There you assume existence of Ea. I mean, it surely exists, but the question is about constructing it.

You can take any linearly independent basis for $V$. Starting from that and a linearly independent basis for $V^*$ you can use the equivalent of the Gram-Schmidt process to find the correct basis for $V^*$.

You could also just define the basis on $V^*$ by its action on the basis in $V$.

I think it should fail in infinite dimentional case,

This being the relativity forum and not the differential geometry forum I think it is fine to say that we consider finite vector spaces. Generally n=2 or 4 will do the trick.

I think I was also confused by your notation. You are likely thinking of a different 1-1 correspondence, namely that of $t: V\times V^* \to F$ to $T: V\otimes V^* \to F$ given by $t(v,\omega) = T(v\otimes \omega)$. This is not what I was talking about at all. I was talking about the correspondence of maps $V^* \to V^*$ to maps $V\times V^* \to F$.

 

[Yuras]

I think I was also confused by your notation.

Oops, my bad. Indeed, I should have been using direct product $\times$ instead of a direct sum $\otimes$. I somehow failed to learn the difference, and confuse them a lot. Sorry for that. I guess the whole thread now makes no sense because of multiple layers of confusion :)

You are likely thinking of a different 1-1 correspondence, namely that of $t: V\times V^* \to F$ to $T: V\otimes V^* \to F$ given by $t(v,\omega) = T(v\otimes \omega)$.

Well, I was interested in tensor contraction only (the general one, not restricted to $\omega(v)$), all these maps appeared only because I tried to understand what you are talking about.
I actually though that in #20 you are talking about things like this (which I fail to comprehend to he honest)

This is not what I was talking about at all. I was talking about the correspondence of maps $V^* \to V^*$ to maps $V\times V^* \to F$.

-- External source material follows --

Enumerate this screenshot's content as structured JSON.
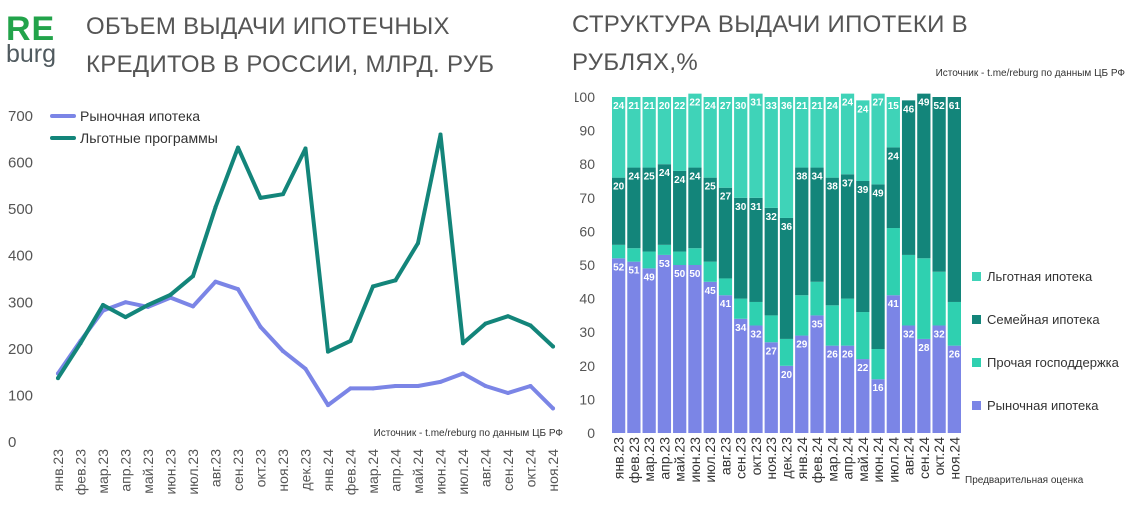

Now that I understand which isomorphism you are talking about... I think this one can be constructed without involving basis. I.e. given $f :V\times V^* \to F$ we can construct $g:V^* \to V^*$ like this: $g(\omega) =v \mapsto f(v,\omega)$. And the other direction: $f(v, \omega)=g(\omega)(v)$

 

[cianfa72]

Assuming $T': V^* \to V^*$ is a linear map then for any $\omega \in V^*$ it holds that $T'(\omega) \in V^*$ by definition. We can then define $T: V \otimes V^*$ by $T(X,\omega) = T(\omega)(X)$, which is a linear map $V \otimes V^*$ uniquely defined by $T'$.

The latter should actually be $T(X,\omega) := T'(\omega)(X)$.

Coming back to the OP, on the other hand the quantity $$(\nabla_XY)$$ where $X,Y$ are smooth vector fields is a (smooth) vector field since it acts as a $C^{\infty}$ linear map on a covector field. Indeed its action on the covector field $\omega$ is defined as $$(\nabla_XY)(\omega)=\omega (\nabla_XY)$$ by using the canonical isomorphism/identification of a vector with the bi-dual. The above is $C^{\infty}$ linear map since $$(\nabla_XY)(f\omega)=f\omega (\nabla_XY)=f(\nabla_XY)(\omega)$$ for any $f \in C^{\infty}$.